- March 21, 2022
- Posted by: Steve Smith
- Category: Prior Authorization
The A-B-C’s of Prior Authorization
Within the revenue cycle of healthcare practices, one of the most time-consuming processes is what is known as prior authorization. Also referred to as pre-authorization or pre-certification, the process essentially signifies obtaining a formal approval from the insurance payor that a specific, prescribed drug or treatment will be covered under the patient’s insurance plan.
While a heated debate continues to rage over the necessity for prior authorization and how it adversely impacts healthcare dissemination, one of the chief vices of the process is the time it generally takes. The pre authorization process, in its traditional and most commonly used form, involves sending patient information over fax, filling out and sending paper forms, and making multiple phone calls – all of which can run into many precious minutes for each prior authorization request.

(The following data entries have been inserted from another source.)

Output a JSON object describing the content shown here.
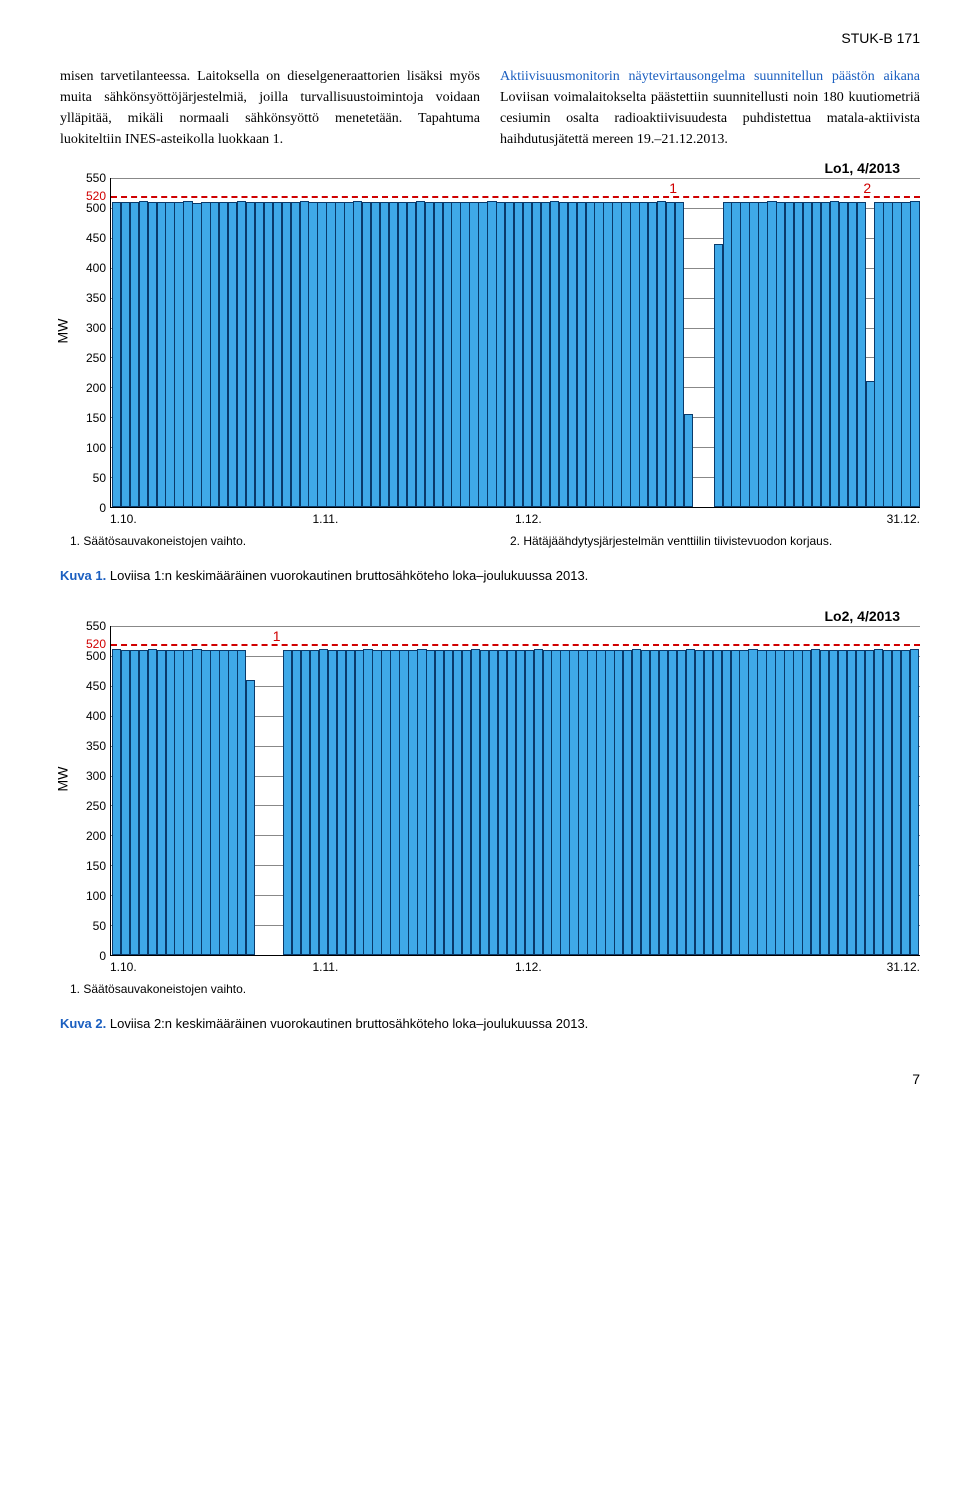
{
  "header_id": "STUK-B 171",
  "col_left": "misen tarvetilanteessa. Laitoksella on dieselgeneraattorien lisäksi myös muita sähkönsyöttöjärjestelmiä, joilla turvallisuustoimintoja voidaan ylläpitää, mikäli normaali sähkönsyöttö menetetään. Tapahtuma luokiteltiin INES-asteikolla luokkaan 1.",
  "col_right_head": "Aktiivisuusmonitorin näytevirtausongelma suunnitellun päästön aikana",
  "col_right_body": "Loviisan voimalaitokselta päästettiin suunnitellusti noin 180 kuutiometriä cesiumin osalta radioaktiivisuudesta puhdistettua matala-aktiivista haihdutusjätettä mereen 19.–21.12.2013.",
  "chart1": {
    "title": "Lo1, 4/2013",
    "ylabel": "MW",
    "yticks": [
      0,
      50,
      100,
      150,
      200,
      250,
      300,
      350,
      400,
      450,
      500,
      550
    ],
    "ymax": 550,
    "threshold_val": 520,
    "threshold_label": "520",
    "bar_color": "#3fa9e8",
    "bar_border": "#0a3a6a",
    "grid_color": "#888888",
    "threshold_color": "#d00000",
    "values": [
      510,
      510,
      510,
      512,
      510,
      510,
      510,
      510,
      512,
      508,
      510,
      510,
      510,
      510,
      512,
      510,
      510,
      510,
      510,
      510,
      510,
      512,
      510,
      510,
      510,
      510,
      510,
      512,
      510,
      510,
      510,
      510,
      510,
      510,
      512,
      510,
      510,
      510,
      510,
      510,
      510,
      510,
      512,
      510,
      510,
      510,
      510,
      510,
      510,
      512,
      510,
      510,
      510,
      510,
      510,
      510,
      510,
      510,
      510,
      510,
      510,
      512,
      510,
      510,
      155,
      0,
      0,
      0,
      440,
      510,
      510,
      510,
      510,
      510,
      512,
      510,
      510,
      510,
      510,
      510,
      510,
      512,
      510,
      510,
      510,
      210,
      510,
      510,
      510,
      510,
      512
    ],
    "annot1": {
      "label": "1",
      "pos_pct": 69
    },
    "annot2": {
      "label": "2",
      "pos_pct": 93
    },
    "xticks": [
      "1.10.",
      "1.11.",
      "1.12.",
      "31.12."
    ],
    "fn1": "1. Säätösauvakoneistojen vaihto.",
    "fn2": "2. Hätäjäähdytysjärjestelmän venttiilin tiivistevuodon korjaus."
  },
  "caption1_prefix": "Kuva 1.",
  "caption1_text": " Loviisa 1:n keskimääräinen vuorokautinen bruttosähköteho loka–joulukuussa 2013.",
  "chart2": {
    "title": "Lo2, 4/2013",
    "ylabel": "MW",
    "yticks": [
      0,
      50,
      100,
      150,
      200,
      250,
      300,
      350,
      400,
      450,
      500,
      550
    ],
    "ymax": 550,
    "threshold_val": 520,
    "threshold_label": "520",
    "values": [
      512,
      510,
      510,
      510,
      512,
      510,
      510,
      510,
      510,
      512,
      510,
      510,
      510,
      510,
      510,
      460,
      0,
      0,
      0,
      0,
      510,
      510,
      510,
      510,
      512,
      510,
      510,
      510,
      510,
      512,
      510,
      510,
      510,
      510,
      510,
      512,
      510,
      510,
      510,
      510,
      510,
      512,
      510,
      510,
      510,
      510,
      510,
      510,
      512,
      510,
      510,
      510,
      510,
      510,
      510,
      510,
      510,
      510,
      510,
      512,
      510,
      510,
      510,
      510,
      510,
      512,
      510,
      510,
      510,
      510,
      510,
      510,
      512,
      510,
      510,
      510,
      510,
      510,
      510,
      512,
      510,
      510,
      510,
      510,
      510,
      510,
      512,
      510,
      510,
      510,
      512
    ],
    "annot1": {
      "label": "1",
      "pos_pct": 20
    },
    "xticks": [
      "1.10.",
      "1.11.",
      "1.12.",
      "31.12."
    ],
    "fn1": "1. Säätösauvakoneistojen vaihto."
  },
  "caption2_prefix": "Kuva 2.",
  "caption2_text": " Loviisa 2:n keskimääräinen vuorokautinen bruttosähköteho loka–joulukuussa 2013.",
  "page_num": "7"
}
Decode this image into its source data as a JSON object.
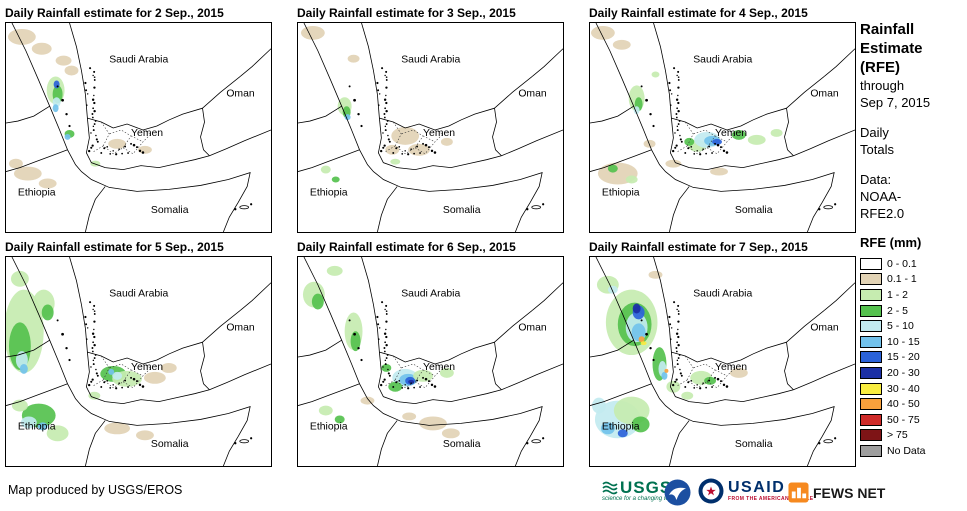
{
  "panels": [
    {
      "title": "Daily Rainfall estimate for 2 Sep., 2015",
      "patches": [
        [
          "tan",
          16,
          14,
          14,
          8
        ],
        [
          "tan",
          36,
          26,
          10,
          6
        ],
        [
          "tan",
          58,
          38,
          8,
          5
        ],
        [
          "tan",
          66,
          48,
          7,
          5
        ],
        [
          "g1",
          50,
          68,
          9,
          14
        ],
        [
          "g2",
          52,
          72,
          5,
          9
        ],
        [
          "b2",
          51,
          62,
          3,
          4
        ],
        [
          "cy",
          51,
          80,
          4,
          5
        ],
        [
          "b1",
          50,
          86,
          3,
          4
        ],
        [
          "g2",
          64,
          112,
          5,
          4
        ],
        [
          "b1",
          62,
          115,
          3,
          3
        ],
        [
          "tan",
          22,
          152,
          14,
          7
        ],
        [
          "tan",
          42,
          162,
          9,
          5
        ],
        [
          "tan",
          10,
          142,
          7,
          5
        ],
        [
          "tan",
          112,
          122,
          9,
          5
        ],
        [
          "tan",
          140,
          128,
          7,
          4
        ],
        [
          "g1",
          90,
          142,
          5,
          3
        ]
      ]
    },
    {
      "title": "Daily Rainfall estimate for 3 Sep., 2015",
      "patches": [
        [
          "tan",
          15,
          10,
          12,
          7
        ],
        [
          "tan",
          56,
          36,
          6,
          4
        ],
        [
          "g1",
          47,
          84,
          7,
          9
        ],
        [
          "g2",
          49,
          90,
          4,
          6
        ],
        [
          "b1",
          50,
          95,
          3,
          3
        ],
        [
          "tan",
          108,
          114,
          14,
          9
        ],
        [
          "tan",
          122,
          128,
          11,
          6
        ],
        [
          "tan",
          95,
          128,
          7,
          5
        ],
        [
          "tan",
          150,
          120,
          6,
          4
        ],
        [
          "g1",
          28,
          148,
          5,
          4
        ],
        [
          "g2",
          38,
          158,
          4,
          3
        ],
        [
          "g1",
          98,
          140,
          5,
          3
        ]
      ]
    },
    {
      "title": "Daily Rainfall estimate for 4 Sep., 2015",
      "patches": [
        [
          "tan",
          13,
          10,
          12,
          7
        ],
        [
          "tan",
          32,
          22,
          9,
          5
        ],
        [
          "g1",
          47,
          76,
          8,
          13
        ],
        [
          "g2",
          49,
          82,
          4,
          7
        ],
        [
          "cy",
          47,
          88,
          3,
          4
        ],
        [
          "g1",
          66,
          52,
          4,
          3
        ],
        [
          "g1",
          108,
          124,
          9,
          6
        ],
        [
          "cy",
          118,
          118,
          13,
          8
        ],
        [
          "b1",
          123,
          119,
          8,
          5
        ],
        [
          "b2",
          128,
          120,
          5,
          3
        ],
        [
          "g2",
          100,
          120,
          5,
          4
        ],
        [
          "g2",
          150,
          113,
          7,
          5
        ],
        [
          "g1",
          168,
          118,
          9,
          5
        ],
        [
          "g1",
          188,
          111,
          6,
          4
        ],
        [
          "tan",
          28,
          152,
          20,
          11
        ],
        [
          "g2",
          23,
          147,
          5,
          4
        ],
        [
          "g1",
          42,
          158,
          6,
          4
        ],
        [
          "tan",
          84,
          142,
          8,
          4
        ],
        [
          "tan",
          130,
          150,
          9,
          4
        ],
        [
          "tan",
          60,
          122,
          6,
          4
        ]
      ]
    },
    {
      "title": "Daily Rainfall estimate for 5 Sep., 2015",
      "patches": [
        [
          "g1",
          18,
          75,
          20,
          42
        ],
        [
          "g2",
          14,
          90,
          11,
          24
        ],
        [
          "cy",
          16,
          104,
          6,
          9
        ],
        [
          "b1",
          18,
          113,
          4,
          5
        ],
        [
          "g1",
          38,
          47,
          11,
          14
        ],
        [
          "g2",
          42,
          56,
          6,
          8
        ],
        [
          "g1",
          14,
          22,
          9,
          8
        ],
        [
          "g2",
          108,
          118,
          13,
          8
        ],
        [
          "g1",
          122,
          123,
          15,
          8
        ],
        [
          "cy",
          112,
          120,
          5,
          4
        ],
        [
          "b1",
          106,
          116,
          3,
          3
        ],
        [
          "tan",
          150,
          122,
          11,
          6
        ],
        [
          "tan",
          164,
          112,
          8,
          5
        ],
        [
          "g2",
          33,
          160,
          17,
          12
        ],
        [
          "cy",
          23,
          167,
          8,
          6
        ],
        [
          "b1",
          37,
          171,
          5,
          4
        ],
        [
          "g1",
          52,
          178,
          11,
          8
        ],
        [
          "g1",
          14,
          150,
          8,
          6
        ],
        [
          "tan",
          112,
          173,
          13,
          6
        ],
        [
          "tan",
          140,
          180,
          9,
          5
        ],
        [
          "g1",
          89,
          140,
          6,
          4
        ]
      ]
    },
    {
      "title": "Daily Rainfall estimate for 6 Sep., 2015",
      "patches": [
        [
          "g1",
          16,
          38,
          11,
          13
        ],
        [
          "g2",
          20,
          45,
          6,
          8
        ],
        [
          "g1",
          37,
          14,
          8,
          5
        ],
        [
          "g1",
          56,
          75,
          9,
          19
        ],
        [
          "g2",
          58,
          85,
          5,
          10
        ],
        [
          "cy",
          108,
          122,
          13,
          9
        ],
        [
          "b1",
          111,
          124,
          9,
          6
        ],
        [
          "b2",
          113,
          125,
          5,
          4
        ],
        [
          "b3",
          114,
          126,
          3,
          2
        ],
        [
          "g2",
          98,
          131,
          7,
          5
        ],
        [
          "g1",
          126,
          120,
          10,
          6
        ],
        [
          "g2",
          89,
          112,
          5,
          4
        ],
        [
          "g1",
          150,
          117,
          7,
          5
        ],
        [
          "tan",
          136,
          168,
          14,
          7
        ],
        [
          "tan",
          154,
          178,
          9,
          5
        ],
        [
          "tan",
          112,
          161,
          7,
          4
        ],
        [
          "g1",
          28,
          155,
          7,
          5
        ],
        [
          "g2",
          42,
          164,
          5,
          4
        ],
        [
          "tan",
          70,
          145,
          7,
          4
        ]
      ]
    },
    {
      "title": "Daily Rainfall estimate for 7 Sep., 2015",
      "patches": [
        [
          "g1",
          42,
          66,
          26,
          33
        ],
        [
          "g2",
          45,
          68,
          17,
          22
        ],
        [
          "cy",
          47,
          71,
          11,
          15
        ],
        [
          "b1",
          49,
          76,
          7,
          9
        ],
        [
          "b2",
          49,
          56,
          6,
          7
        ],
        [
          "b3",
          47,
          52,
          4,
          5
        ],
        [
          "o",
          52,
          83,
          3,
          3
        ],
        [
          "y",
          54,
          87,
          3,
          2
        ],
        [
          "g1",
          18,
          28,
          11,
          9
        ],
        [
          "cy",
          23,
          33,
          5,
          4
        ],
        [
          "tan",
          66,
          18,
          7,
          4
        ],
        [
          "g2",
          70,
          108,
          7,
          17
        ],
        [
          "cy",
          73,
          113,
          4,
          8
        ],
        [
          "b1",
          75,
          120,
          3,
          4
        ],
        [
          "o",
          77,
          115,
          2,
          2
        ],
        [
          "g1",
          84,
          131,
          7,
          6
        ],
        [
          "cy",
          28,
          164,
          23,
          19
        ],
        [
          "g1",
          42,
          155,
          18,
          14
        ],
        [
          "b1",
          18,
          173,
          7,
          6
        ],
        [
          "b2",
          33,
          178,
          5,
          4
        ],
        [
          "g2",
          51,
          169,
          9,
          8
        ],
        [
          "cy",
          9,
          150,
          7,
          8
        ],
        [
          "g1",
          112,
          122,
          11,
          7
        ],
        [
          "g2",
          121,
          125,
          6,
          4
        ],
        [
          "tan",
          150,
          117,
          9,
          5
        ],
        [
          "g1",
          98,
          140,
          6,
          4
        ]
      ]
    }
  ],
  "map_labels": {
    "saudi_arabia": "Saudi Arabia",
    "oman": "Oman",
    "yemen": "Yemen",
    "ethiopia": "Ethiopia",
    "somalia": "Somalia"
  },
  "palette": {
    "tan": "#E2D3B5",
    "g1": "#C6ECB0",
    "g2": "#55C14E",
    "cy": "#C2EAF0",
    "b1": "#72C2EC",
    "b2": "#2B62D9",
    "b3": "#1B2FA5",
    "y": "#F8EC40",
    "o": "#F8A13C"
  },
  "sidebar": {
    "title_line1": "Rainfall",
    "title_line2": "Estimate",
    "title_line3": "(RFE)",
    "through": "through",
    "date": "Sep 7, 2015",
    "daily": "Daily",
    "totals": "Totals",
    "data_label": "Data:",
    "source_line1": "NOAA-",
    "source_line2": "RFE2.0"
  },
  "legend": {
    "title": "RFE (mm)",
    "items": [
      {
        "label": "0 - 0.1",
        "color": "#FFFFFF"
      },
      {
        "label": "0.1 - 1",
        "color": "#E2D3B5"
      },
      {
        "label": "1 - 2",
        "color": "#C6ECB0"
      },
      {
        "label": "2 - 5",
        "color": "#55C14E"
      },
      {
        "label": "5 - 10",
        "color": "#C2EAF0"
      },
      {
        "label": "10 - 15",
        "color": "#72C2EC"
      },
      {
        "label": "15 - 20",
        "color": "#2B62D9"
      },
      {
        "label": "20 - 30",
        "color": "#1B2FA5"
      },
      {
        "label": "30 - 40",
        "color": "#F8EC40"
      },
      {
        "label": "40 - 50",
        "color": "#F8A13C"
      },
      {
        "label": "50 - 75",
        "color": "#CE2B29"
      },
      {
        "label": "> 75",
        "color": "#7E1416"
      },
      {
        "label": "No Data",
        "color": "#9E9E9E"
      }
    ]
  },
  "footer": {
    "credit": "Map produced by USGS/EROS"
  },
  "logos": {
    "usgs": "USGS",
    "usgs_tagline": "science for a changing world",
    "usaid": "USAID",
    "usaid_tagline": "FROM THE AMERICAN PEOPLE",
    "fewsnet": "FEWS NET"
  }
}
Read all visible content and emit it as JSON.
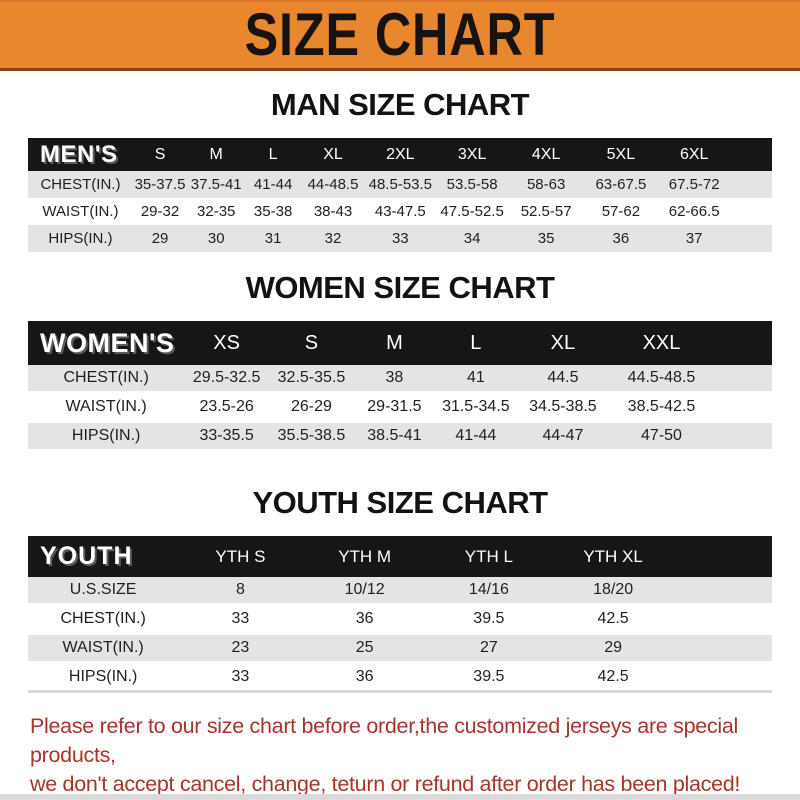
{
  "banner": {
    "title": "SIZE CHART"
  },
  "colors": {
    "banner_bg": "#E8872E",
    "banner_edge": "#8F3E1B",
    "header_bar": "#161616",
    "row_gray": "#E4E4E4",
    "disclaimer_red": "#A8342B"
  },
  "chart_data": [
    {
      "type": "table",
      "title": "MAN SIZE CHART",
      "header_label": "MEN'S",
      "columns": [
        "S",
        "M",
        "L",
        "XL",
        "2XL",
        "3XL",
        "4XL",
        "5XL",
        "6XL"
      ],
      "rows": [
        {
          "label": "CHEST(IN.)",
          "values": [
            "35-37.5",
            "37.5-41",
            "41-44",
            "44-48.5",
            "48.5-53.5",
            "53.5-58",
            "58-63",
            "63-67.5",
            "67.5-72"
          ]
        },
        {
          "label": "WAIST(IN.)",
          "values": [
            "29-32",
            "32-35",
            "35-38",
            "38-43",
            "43-47.5",
            "47.5-52.5",
            "52.5-57",
            "57-62",
            "62-66.5"
          ]
        },
        {
          "label": "HIPS(IN.)",
          "values": [
            "29",
            "30",
            "31",
            "32",
            "33",
            "34",
            "35",
            "36",
            "37"
          ]
        }
      ]
    },
    {
      "type": "table",
      "title": "WOMEN SIZE CHART",
      "header_label": "WOMEN'S",
      "columns": [
        "XS",
        "S",
        "M",
        "L",
        "XL",
        "XXL"
      ],
      "rows": [
        {
          "label": "CHEST(IN.)",
          "values": [
            "29.5-32.5",
            "32.5-35.5",
            "38",
            "41",
            "44.5",
            "44.5-48.5"
          ]
        },
        {
          "label": "WAIST(IN.)",
          "values": [
            "23.5-26",
            "26-29",
            "29-31.5",
            "31.5-34.5",
            "34.5-38.5",
            "38.5-42.5"
          ]
        },
        {
          "label": "HIPS(IN.)",
          "values": [
            "33-35.5",
            "35.5-38.5",
            "38.5-41",
            "41-44",
            "44-47",
            "47-50"
          ]
        }
      ]
    },
    {
      "type": "table",
      "title": "YOUTH SIZE CHART",
      "header_label": "YOUTH",
      "columns": [
        "YTH S",
        "YTH M",
        "YTH L",
        "YTH XL"
      ],
      "rows": [
        {
          "label": "U.S.SIZE",
          "values": [
            "8",
            "10/12",
            "14/16",
            "18/20"
          ]
        },
        {
          "label": "CHEST(IN.)",
          "values": [
            "33",
            "36",
            "39.5",
            "42.5"
          ]
        },
        {
          "label": "WAIST(IN.)",
          "values": [
            "23",
            "25",
            "27",
            "29"
          ]
        },
        {
          "label": "HIPS(IN.)",
          "values": [
            "33",
            "36",
            "39.5",
            "42.5"
          ]
        }
      ]
    }
  ],
  "disclaimer": {
    "line1": "Please refer to our size chart before order,the customized jerseys are special products,",
    "line2": "we don't accept cancel, change, teturn or refund after order has been placed!"
  }
}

Do We Need Prior Authorization?
It is easy to, therefore, why prior authorization is looked upon as a major contributing factor in delaying patient care. In many cases, as a recent study conducted by AMA (American Medical Association) has revealed, it leads to critical delays in receiving treatment, and sometimes, even treatment abandonment because patients refused to wait any longer to get a prior auth request approved.
All said and done, prior authorization, let’s face it, will stay with us for some time. Till a clear verdict is reached about whether it is necessary for keeping medical expenses under control, or if it is just an unnecessary burden on medical practices, pre authorization will continue to play an important role in the revenue cycle of healthcare providers.
Ways to Get Even
In view of this, and to keep internal costs down and free up resources so that more time can be spent on actual patient care than on sending and managing pre authorization requests, a large number of healthcare practices are engaging dedicated, third-party agencies to take the burden off their shoulders. It pays off in more ways than one. These agencies use experienced and well-trained personnel to manage prior auth requests on behalf of their clients, and the results are often a reduced rate of denials, a greater number of prior auth requests handled in unit time and an overall increase in collections at a lower operational cost. In short, outsourcing prior authorization tasks to a dedicated service provider is an option that busy healthcare practices cannot afford to overlook.